Sebastião Salgado é um grande fotógrafo brasileiro nascido em 8 de fevereiro de 1944. É mundialmente conhecido pelas suas belíssimas obras de fotos-reportagens que denúncia a pobreza, a classe excluída da sociedade.
Na introdução de Êxodos, um de seus livros (ao todo são 10) escreveu: "Mais do que nunca, sinto que a raça humana é somente uma. Há diferenças de cores, línguas, culturas e oportunidades, mas os sentimentos e reações das pessoas são semelhantes. Pessoas fogem das guerras para escapar da morte, migram para melhorar sua sorte, constroem novas vidas em terras estrangeiras, adaptam-se a situações extremas…"

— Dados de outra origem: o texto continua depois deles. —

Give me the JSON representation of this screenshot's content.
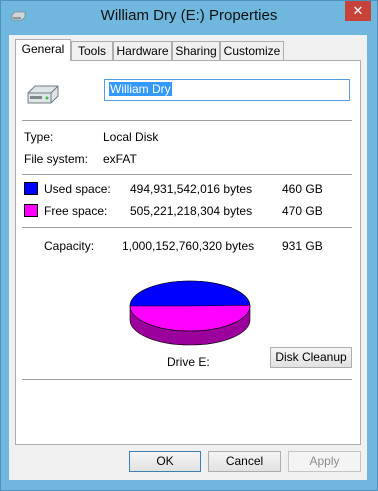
{
  "window": {
    "title": "William Dry (E:) Properties",
    "close_glyph": "✕"
  },
  "tabs": [
    {
      "label": "General",
      "active": true
    },
    {
      "label": "Tools"
    },
    {
      "label": "Hardware"
    },
    {
      "label": "Sharing"
    },
    {
      "label": "Customize"
    }
  ],
  "general": {
    "name_value": "William Dry",
    "type_label": "Type:",
    "type_value": "Local Disk",
    "fs_label": "File system:",
    "fs_value": "exFAT",
    "used": {
      "label": "Used space:",
      "bytes": "494,931,542,016 bytes",
      "size": "460 GB",
      "color": "#0000ff"
    },
    "free": {
      "label": "Free space:",
      "bytes": "505,221,218,304 bytes",
      "size": "470 GB",
      "color": "#ff00ff"
    },
    "capacity": {
      "label": "Capacity:",
      "bytes": "1,000,152,760,320 bytes",
      "size": "931 GB"
    },
    "drive_label": "Drive E:",
    "cleanup_button": "Disk Cleanup",
    "used_fraction": 0.495
  },
  "footer": {
    "ok": "OK",
    "cancel": "Cancel",
    "apply": "Apply"
  }
}
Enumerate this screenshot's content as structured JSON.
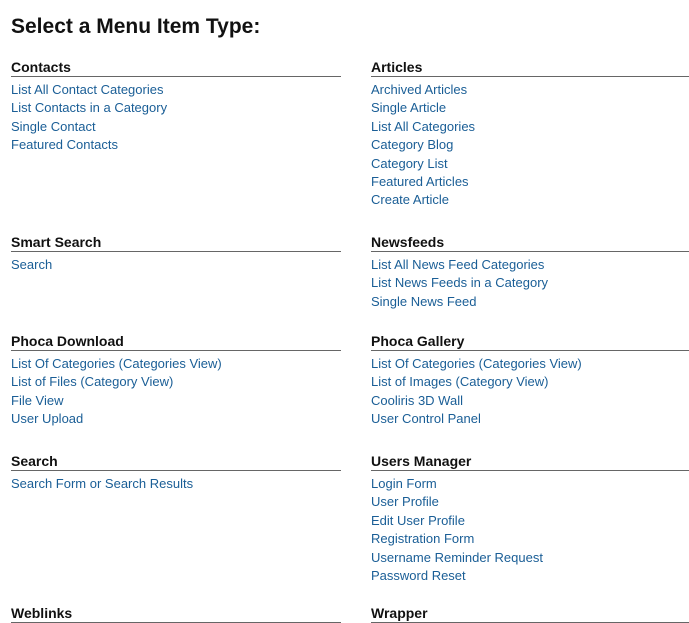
{
  "title": "Select a Menu Item Type:",
  "groups": [
    {
      "name": "Contacts",
      "items": [
        "List All Contact Categories",
        "List Contacts in a Category",
        "Single Contact",
        "Featured Contacts"
      ]
    },
    {
      "name": "Articles",
      "items": [
        "Archived Articles",
        "Single Article",
        "List All Categories",
        "Category Blog",
        "Category List",
        "Featured Articles",
        "Create Article"
      ]
    },
    {
      "name": "Smart Search",
      "items": [
        "Search"
      ]
    },
    {
      "name": "Newsfeeds",
      "items": [
        "List All News Feed Categories",
        "List News Feeds in a Category",
        "Single News Feed"
      ]
    },
    {
      "name": "Phoca Download",
      "items": [
        "List Of Categories (Categories View)",
        "List of Files (Category View)",
        "File View",
        "User Upload"
      ]
    },
    {
      "name": "Phoca Gallery",
      "items": [
        "List Of Categories (Categories View)",
        "List of Images (Category View)",
        "Cooliris 3D Wall",
        "User Control Panel"
      ]
    },
    {
      "name": "Search",
      "items": [
        "Search Form or Search Results"
      ]
    },
    {
      "name": "Users Manager",
      "items": [
        "Login Form",
        "User Profile",
        "Edit User Profile",
        "Registration Form",
        "Username Reminder Request",
        "Password Reset"
      ]
    },
    {
      "name": "Weblinks",
      "items": []
    },
    {
      "name": "Wrapper",
      "items": []
    }
  ]
}
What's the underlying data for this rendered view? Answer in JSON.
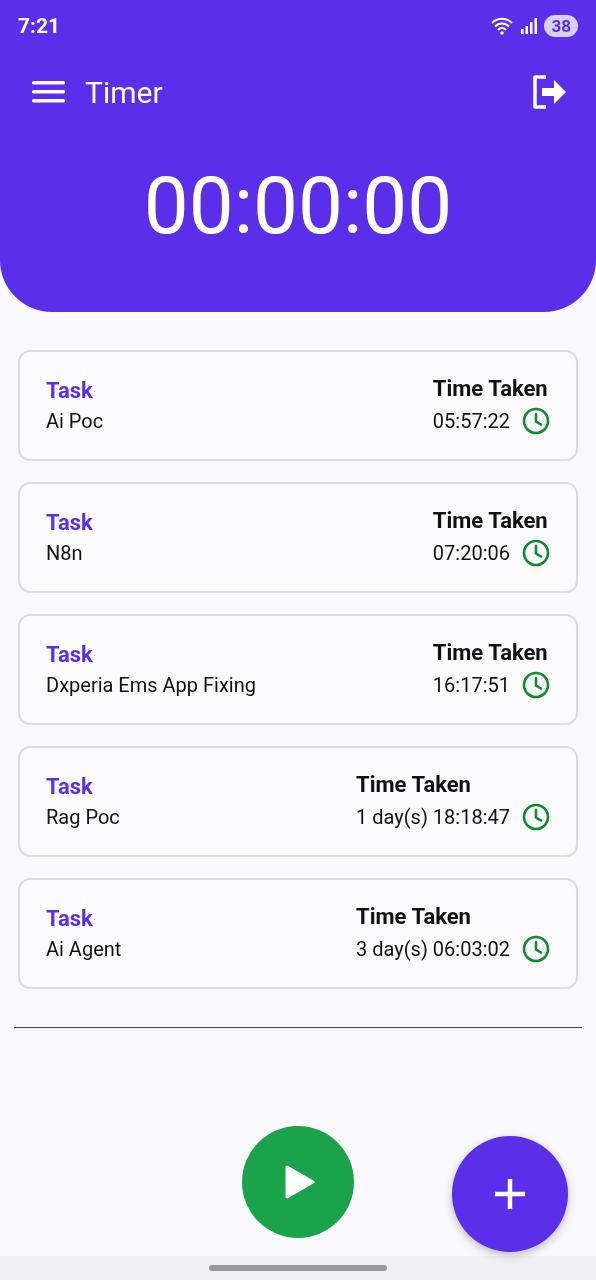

Trabalhava para a Organização Internacional do Café, com sede em Londres, quando foi enviado para coordenar um projeto nas cafezais de Angola, em 1971. Daí, trouxe alguns rolos de filme fotografado e pediu demissão na empresa. De 79 a 94, associou-se à agência Magnum e, em 94, fundou a Amazonas Images, em Paris, para produzir exclusivamente fotos de sua autoria.
Durante todos esses anos, Salgado fotografou, no Brasil, os garimpeiros de Serra Pelada, os cortadores de cana do Nordeste e os integrantes do Movimento dos Trabalhadores Rurais Sem Terra (MST). Fora daqui, documentou os andarilhos no deserto de Sahel, os flagelados pela fome e pela guerra civil em Ruanda e no Quênia, os refugiados de guerra no Irã, na Jordânia, na Bósnia, os trabalhadores de carvoarias, minas de carvão e de ferro, e camponeses de diversos cantos do mundo, os mexicanos que tentam ultrapassar a fronteira com os Estados Unidos, entre tantos outros temas marcadamente sociais.